I'm new to Python and recently learning text processing using Bag of Words and TFIDF.
I was trying to get the word in column 1001 in my TFIDF by using the following codes:
count_vectorizer = CountVectorizer()
bag_of_words = count_vectorizer.fit_transform(df)
TFIDF_transformer = TfidfTransformer(norm = 'l2')
TFIDF_representation = TFIDF_transformer.fit_transform(bag_of_words)
TFIDF_transformer.get_feature_names_out()[1000]
and the output is "x1000", a token (I assume) instead of a word.
How can I get the exact word in column 1001 in my TFIDF? Am I using the wrong function or missing other steps to interpret the token I get?

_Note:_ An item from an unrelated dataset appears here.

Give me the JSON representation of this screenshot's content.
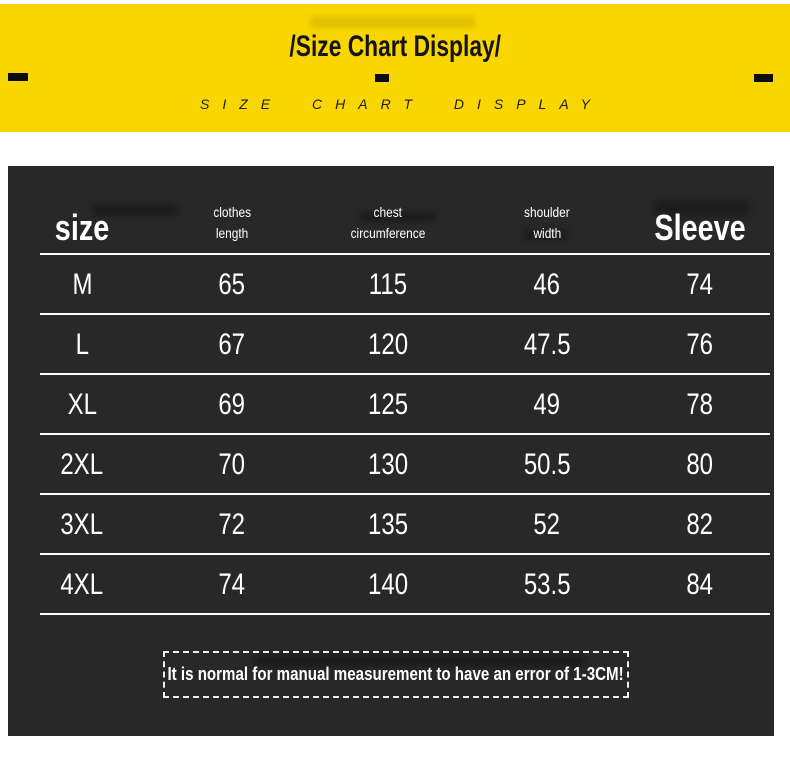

The count vectorizer returns a sparse matrix which doesn't have column names, you need to convert this to a dataframe and then add the words as the column names by pulling them out of the CountVectorizer
:
from sklearn.feature_extraction.text import CountVectorizer, TfidfTransformer
count_vectorizer = CountVectorizer()
bag_of_words = count_vectorizer.fit_transform(df)
### Turn sparse array into dense pandas dataframe and add column names (words/tokens)
bag_of_words = pd.DataFrame(bag_of_words.toarray(), columns=count_vectorizer.get_feature_names_out())
TFIDF_transformer = TfidfTransformer(norm = 'l2')
TFIDF_representation = TFIDF_transformer.fit_transform(bag_of_words)
Alternatively, I'll offer that if you're just after TF-IDF vectorization, it will probably be simpler to use the TF-IDF vectorizer directly, as opposed to using the TfidfTransformer
:
from sklearn.feature_extraction.text import TfidfVectorizer
TFIDF = TfidfVectorizer()
TFIDF_representation = TFIDF.fit_transform(df)
TFIDF_transformer.get_feature_names_out()